The paper by Chintala and colleagues provides new insights into what was once considered an animal model for Hermansky-Pudlak syndrome (HPS), a hereditary disorder involving platelet dense bodies. In an exquisite piece of detective work, it resolves a serious question about whether the ashen mutant mouse should be considered a model for HPS. In so doing, the study provides an excellent example of the value of high-quality collaborative research and points to a possible role for a putative sugar antiporter in the biogenesis or function of platelet dense bodies.
The ashen mouse is one among several naturally occurring autosomal recessive hypopigment mutant strains. Some 15 of these are considered animal models for Hermansky-Pudlak syndrome (HPS) as they share phenotypic manifestations including partial albinism and prolonged bleeding times. Eight of these have the same mutant genes in HPS patients. Prolonged bleeding times are due to faulty platelet aggregation caused by the lack or dysfunction of platelet dense bodies.

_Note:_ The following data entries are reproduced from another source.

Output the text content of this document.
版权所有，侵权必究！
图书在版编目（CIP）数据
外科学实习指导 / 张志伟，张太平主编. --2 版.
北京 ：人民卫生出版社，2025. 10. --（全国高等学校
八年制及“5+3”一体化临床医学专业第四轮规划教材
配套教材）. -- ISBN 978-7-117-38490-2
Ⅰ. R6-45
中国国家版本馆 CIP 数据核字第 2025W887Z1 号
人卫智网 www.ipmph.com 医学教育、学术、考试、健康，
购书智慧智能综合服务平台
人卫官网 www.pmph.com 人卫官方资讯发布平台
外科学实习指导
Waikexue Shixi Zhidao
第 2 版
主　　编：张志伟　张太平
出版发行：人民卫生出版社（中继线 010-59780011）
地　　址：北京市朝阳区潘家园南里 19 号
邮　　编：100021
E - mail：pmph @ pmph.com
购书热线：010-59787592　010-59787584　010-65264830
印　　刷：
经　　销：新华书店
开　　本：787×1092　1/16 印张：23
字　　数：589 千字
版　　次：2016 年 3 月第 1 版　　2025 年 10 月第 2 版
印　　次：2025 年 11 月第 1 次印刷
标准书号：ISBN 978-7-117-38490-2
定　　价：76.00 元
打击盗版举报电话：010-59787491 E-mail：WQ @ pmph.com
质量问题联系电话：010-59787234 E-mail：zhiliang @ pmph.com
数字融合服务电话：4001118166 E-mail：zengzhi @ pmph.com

In the strain of ashen mutants maintained at the Roswell Park Cancer Institute, the animals had both the pigment and platelet defects, whereas animals of the original strain from Jackson Laboratories did not exhibit the platelet defect. Both strains were mutant for rab27a, so it was thought that this gene may have pleiotropic effects and the strain was considered an HPS animal model. Repeated attempts, however, failed to resolve the discrepancy of the platelet abnormality between the 2 strains using serotonin levels as a marker for dense bodies. Hence, Chintala and colleagues performed their investigations to determine the genetic differences between the 2 strains.
The authors were able to separate the platelet defect of the Roswell Park ashen mutants from the hypopigment phenotype by appropriate crosses, to localize the gene responsible for the platelet defect by positional cloning, and to rescue this defect with high probability in transgenic mice using BAC for gene transfer into mutant oocytes. Once the gene for the platelet defect was determined, they examined several HPS patients of unknown etiology for possible mutations in this gene, but found none.
This was a complex undertaking and required the expertise of 3 laboratories—at Roswell Park for the crosses and analyses of platelet function, the University of Colorado Health Sciences Center for positional cloning and production of transgenic mice, and the National Institutes of Health for the analyses of HPS patients. Their results are ground breaking. The platelet defect seen in the Roswell ashen strain is caused by a mutation in a putative sugar antiporter locus, Scl35d3, which establishes that the gene product plays an important role in platelet dense body formation or function. Also, the gene product affects platelet dense bodies but not melanosomes, apparently excluding Scl35d3 as an HPS locus.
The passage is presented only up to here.